Darling Husband knows about all this, but claims he has never heard her speak to me that away, but believes it. I dont know what to do!! I am seriously fuming thinking about it. I dont want to waste my energy and be upset about it but i am. Darling Husband doesnt want to say anything because he didnt hear it. I dont feel comfortable saying anything. I dont know what to do. Any advice? I hope it does not sound like I am over reacting. this sucks!! ok rant done!!
Post # 3
It sounds like she is upset with you. Can you think of any reason why she might be upset?
Post # 4
@vanilla44: I say let her have her space. If she comes around great, if not, live your life.
Post # 5
@vanilla44: I’m sorry you’re feeling distressed about this relationship.
I tend to be a very direct person. Given that you’ve known her and been a part of the family for so long, why not just ask her? Make time to go see her or call her. If it were me, I’d begin with something like “I used to enjoy having such a close friendship with you. I’ve noticed a shift in that lately. Is there something I’ve done that’s bothering you? If so, I’d feel better knowing, so I/we can make repairs if needed” etc etc….
The worst that can come of it is she blows your hair back venting about a million things you had NO idea about. Then, you pick it apart, apologize where and if needed and move on. Or, she says she thinks you’re crazy and has “no idea” what you’re talking about. Then, at least you’d have the satisfaction of knowing you did the right thing to try to appeal to her and make things right.
Just a suggestion based on what I would do. I simply cannot stand having strife in my relationships, and it’s better to get a hold on it earlier than later.
Best of luck to you dear!
Post # 6
Okay first of all, I’m REALLY happy that your dad is fine. A biopsy is such a huge scare. About your Mother-In-Law, she sounds totally weird. I mean, I can understand her being pissed with you for some arcane reason but at least she could have confided in her son. And irrespective of her own feelings towards you, she should at least have the courtesy of commenting on your dad’s biopsy. Like it or lump it, you belong to her family and your worries should be something of her concern. My advice? Just blow her off. Don’t pay any attention to her and be as cold and indifferent as she is. If she asks you or tells your husband, let them know that you are pissed about her lack of comment on your father’s health issue. If she has a problem let her come to you with it. Don’t go asking for more snarkiness. That is my point of view.
Post # 7
thanks for the input! a bit of an update-this morning she texted me happy thanksgiving and asked me how my pie was coming along. she also was making polite convo with me over text and then apologized for not commenting on my dad. i dont know if she realized she was rude last night or just decided to be nice today. just got take her how she is and deal with it the next time she is rude because i know it will happen again! happy thanksgiving!
Post # 8
@vanilla44: Yay! I hope today is a turn for you and her! Family life is so important, and can be Difficult to maintain 😉
I forgot to mention earlier, congratulations for your fathers good news. Have a wonderful thanksgiving today!!!
Post # 9
@vanilla44: Yay, for as long as she stays cordial with you! Hopefully forever. Oh, and Happy Thanksgiving!
Post # 10
Man if I worried about every shitty thing my Mother-In-Law has said to me or every time she’s been rude, you’d be watching over me in the psych ward! She’s prob pissed about SOMETHING since she’s been ok with you previously, but act casual like everything is all good.

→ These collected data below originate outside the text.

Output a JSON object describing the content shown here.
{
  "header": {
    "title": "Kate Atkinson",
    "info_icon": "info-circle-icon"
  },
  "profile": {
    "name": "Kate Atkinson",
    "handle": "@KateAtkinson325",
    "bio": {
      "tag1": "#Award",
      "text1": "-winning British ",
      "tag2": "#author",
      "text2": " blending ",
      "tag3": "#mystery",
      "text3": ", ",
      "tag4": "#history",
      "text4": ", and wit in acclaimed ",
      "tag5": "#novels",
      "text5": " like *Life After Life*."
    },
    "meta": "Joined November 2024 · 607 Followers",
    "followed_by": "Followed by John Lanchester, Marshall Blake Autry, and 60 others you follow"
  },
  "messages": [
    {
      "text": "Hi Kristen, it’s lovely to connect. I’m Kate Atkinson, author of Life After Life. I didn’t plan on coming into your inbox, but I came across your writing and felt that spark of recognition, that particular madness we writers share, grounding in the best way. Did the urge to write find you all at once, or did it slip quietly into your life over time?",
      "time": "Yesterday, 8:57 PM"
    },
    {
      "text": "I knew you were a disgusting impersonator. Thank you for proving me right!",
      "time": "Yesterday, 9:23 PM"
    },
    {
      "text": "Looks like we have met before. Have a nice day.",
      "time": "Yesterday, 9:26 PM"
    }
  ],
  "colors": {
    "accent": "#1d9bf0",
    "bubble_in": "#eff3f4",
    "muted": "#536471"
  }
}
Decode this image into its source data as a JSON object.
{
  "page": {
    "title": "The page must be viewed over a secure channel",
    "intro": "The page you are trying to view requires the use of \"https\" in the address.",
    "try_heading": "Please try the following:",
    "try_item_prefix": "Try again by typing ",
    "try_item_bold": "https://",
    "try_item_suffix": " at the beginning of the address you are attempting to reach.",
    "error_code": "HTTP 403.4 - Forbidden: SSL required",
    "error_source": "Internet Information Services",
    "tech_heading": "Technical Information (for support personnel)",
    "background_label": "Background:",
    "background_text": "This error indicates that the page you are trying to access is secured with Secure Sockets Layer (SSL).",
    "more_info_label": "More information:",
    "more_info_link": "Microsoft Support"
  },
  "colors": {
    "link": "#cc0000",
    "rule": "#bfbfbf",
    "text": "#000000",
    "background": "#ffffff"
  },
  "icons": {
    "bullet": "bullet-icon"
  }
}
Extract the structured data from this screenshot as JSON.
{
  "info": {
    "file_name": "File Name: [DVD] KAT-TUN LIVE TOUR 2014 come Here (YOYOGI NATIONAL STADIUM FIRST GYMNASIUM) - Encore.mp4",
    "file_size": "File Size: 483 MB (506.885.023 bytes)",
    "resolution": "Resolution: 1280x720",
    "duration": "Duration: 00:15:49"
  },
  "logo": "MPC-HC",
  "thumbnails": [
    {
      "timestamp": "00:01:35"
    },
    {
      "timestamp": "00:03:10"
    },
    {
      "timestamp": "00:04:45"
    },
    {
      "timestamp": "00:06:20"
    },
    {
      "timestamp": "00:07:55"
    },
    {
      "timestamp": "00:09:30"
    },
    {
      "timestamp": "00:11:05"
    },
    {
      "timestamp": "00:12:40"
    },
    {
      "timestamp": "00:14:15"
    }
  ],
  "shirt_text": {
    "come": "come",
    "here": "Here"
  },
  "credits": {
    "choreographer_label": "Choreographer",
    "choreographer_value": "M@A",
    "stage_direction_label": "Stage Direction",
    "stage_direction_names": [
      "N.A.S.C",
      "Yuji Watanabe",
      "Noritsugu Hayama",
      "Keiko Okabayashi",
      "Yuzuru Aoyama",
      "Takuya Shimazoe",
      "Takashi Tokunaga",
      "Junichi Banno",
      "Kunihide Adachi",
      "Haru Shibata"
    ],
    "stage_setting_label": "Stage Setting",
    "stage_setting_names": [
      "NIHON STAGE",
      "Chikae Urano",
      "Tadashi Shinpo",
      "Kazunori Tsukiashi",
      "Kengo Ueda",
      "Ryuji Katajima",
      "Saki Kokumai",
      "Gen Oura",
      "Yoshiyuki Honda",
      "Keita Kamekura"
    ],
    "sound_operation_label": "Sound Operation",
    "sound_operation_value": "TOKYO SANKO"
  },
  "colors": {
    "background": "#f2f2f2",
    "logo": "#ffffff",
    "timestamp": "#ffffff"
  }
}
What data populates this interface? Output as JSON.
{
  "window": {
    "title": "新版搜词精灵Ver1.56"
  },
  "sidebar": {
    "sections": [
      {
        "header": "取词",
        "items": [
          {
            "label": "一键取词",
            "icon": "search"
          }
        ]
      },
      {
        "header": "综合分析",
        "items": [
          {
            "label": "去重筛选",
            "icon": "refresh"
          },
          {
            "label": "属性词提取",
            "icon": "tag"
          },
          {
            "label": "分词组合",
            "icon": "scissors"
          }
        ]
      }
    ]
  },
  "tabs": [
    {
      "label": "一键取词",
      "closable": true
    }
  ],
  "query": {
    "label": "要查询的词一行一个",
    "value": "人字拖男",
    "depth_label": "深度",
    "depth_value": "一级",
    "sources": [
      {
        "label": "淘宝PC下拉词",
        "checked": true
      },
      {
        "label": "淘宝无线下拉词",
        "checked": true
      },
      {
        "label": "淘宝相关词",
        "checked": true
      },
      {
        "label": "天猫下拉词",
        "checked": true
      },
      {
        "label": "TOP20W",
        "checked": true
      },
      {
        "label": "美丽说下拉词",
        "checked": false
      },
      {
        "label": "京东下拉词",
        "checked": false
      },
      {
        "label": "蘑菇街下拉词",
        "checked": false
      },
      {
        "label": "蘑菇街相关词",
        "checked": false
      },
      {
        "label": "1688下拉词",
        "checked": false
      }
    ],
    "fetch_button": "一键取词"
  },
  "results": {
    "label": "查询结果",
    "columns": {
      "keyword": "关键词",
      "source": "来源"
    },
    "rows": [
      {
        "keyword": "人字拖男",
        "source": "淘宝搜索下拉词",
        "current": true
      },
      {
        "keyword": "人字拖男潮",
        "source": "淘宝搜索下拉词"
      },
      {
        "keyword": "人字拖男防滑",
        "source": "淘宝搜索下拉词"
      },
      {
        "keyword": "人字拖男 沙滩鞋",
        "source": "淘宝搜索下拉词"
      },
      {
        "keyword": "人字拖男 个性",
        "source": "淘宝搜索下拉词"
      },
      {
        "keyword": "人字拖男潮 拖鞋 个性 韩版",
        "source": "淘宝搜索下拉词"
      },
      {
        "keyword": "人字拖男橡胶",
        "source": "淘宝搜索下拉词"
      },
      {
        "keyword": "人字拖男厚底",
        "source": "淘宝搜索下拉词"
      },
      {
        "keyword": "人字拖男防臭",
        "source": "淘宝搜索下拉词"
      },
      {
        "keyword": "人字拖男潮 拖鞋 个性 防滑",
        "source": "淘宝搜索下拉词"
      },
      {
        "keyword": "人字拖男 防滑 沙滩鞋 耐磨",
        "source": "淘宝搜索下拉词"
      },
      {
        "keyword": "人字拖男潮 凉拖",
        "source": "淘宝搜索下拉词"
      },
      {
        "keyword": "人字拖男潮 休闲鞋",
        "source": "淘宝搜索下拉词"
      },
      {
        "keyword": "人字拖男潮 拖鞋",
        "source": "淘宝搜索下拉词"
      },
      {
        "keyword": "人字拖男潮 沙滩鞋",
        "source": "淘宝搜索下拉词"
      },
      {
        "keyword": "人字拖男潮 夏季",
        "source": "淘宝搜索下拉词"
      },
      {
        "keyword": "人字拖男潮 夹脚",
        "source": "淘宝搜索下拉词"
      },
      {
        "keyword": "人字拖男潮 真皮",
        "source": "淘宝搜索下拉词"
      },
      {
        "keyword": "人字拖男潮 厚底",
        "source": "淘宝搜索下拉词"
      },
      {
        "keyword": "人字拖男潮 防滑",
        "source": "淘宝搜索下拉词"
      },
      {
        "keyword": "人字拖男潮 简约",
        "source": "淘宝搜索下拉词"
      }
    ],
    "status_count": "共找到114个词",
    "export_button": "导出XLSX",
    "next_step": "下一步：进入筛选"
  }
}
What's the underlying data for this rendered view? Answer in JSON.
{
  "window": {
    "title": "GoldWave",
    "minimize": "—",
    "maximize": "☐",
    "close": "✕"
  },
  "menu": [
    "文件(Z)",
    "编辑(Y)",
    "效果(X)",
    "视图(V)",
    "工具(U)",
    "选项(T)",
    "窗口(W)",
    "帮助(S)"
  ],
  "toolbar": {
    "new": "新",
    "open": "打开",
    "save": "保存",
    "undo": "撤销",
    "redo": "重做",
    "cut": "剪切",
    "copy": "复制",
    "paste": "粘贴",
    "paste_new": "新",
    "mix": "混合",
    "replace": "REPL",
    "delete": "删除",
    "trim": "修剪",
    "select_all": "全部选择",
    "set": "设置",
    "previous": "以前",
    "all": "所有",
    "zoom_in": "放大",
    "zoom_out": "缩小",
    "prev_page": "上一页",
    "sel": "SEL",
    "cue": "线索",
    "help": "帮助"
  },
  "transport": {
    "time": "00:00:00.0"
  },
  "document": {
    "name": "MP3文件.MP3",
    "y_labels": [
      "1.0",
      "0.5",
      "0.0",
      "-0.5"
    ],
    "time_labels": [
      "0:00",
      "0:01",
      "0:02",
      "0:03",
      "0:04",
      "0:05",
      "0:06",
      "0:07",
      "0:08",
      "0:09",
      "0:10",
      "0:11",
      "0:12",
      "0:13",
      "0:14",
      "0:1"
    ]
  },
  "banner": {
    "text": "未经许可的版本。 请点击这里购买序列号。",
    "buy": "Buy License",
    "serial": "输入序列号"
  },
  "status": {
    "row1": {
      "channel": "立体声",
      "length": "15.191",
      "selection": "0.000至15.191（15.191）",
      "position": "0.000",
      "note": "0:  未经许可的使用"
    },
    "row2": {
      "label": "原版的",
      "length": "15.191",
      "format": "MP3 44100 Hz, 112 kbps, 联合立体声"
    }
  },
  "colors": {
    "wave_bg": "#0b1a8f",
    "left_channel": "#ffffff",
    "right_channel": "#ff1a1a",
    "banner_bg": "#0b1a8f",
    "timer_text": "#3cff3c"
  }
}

She’ll either come around on her own and realize she’s being a dumbass OR she’ll hold a grudge forever, either way live your live without worry in the mean time and be cool as long as she is civil.
Post # 11
My Mother-In-Law is very cold to other people. We make a point to never separate when we’re around her so that my husband always hears what she says. If she gets weird or cold he can redirect The conversation or say, “Mom that’s not appropriate.”
ETA: My Mother-In-Law is somewhat subtle with her rudeness. It took a while for my husband to see what she is doing. Once he did notice it he realized she has done the same thing to her step daughter, niece, and countless others. She’s probably not just being this way to you.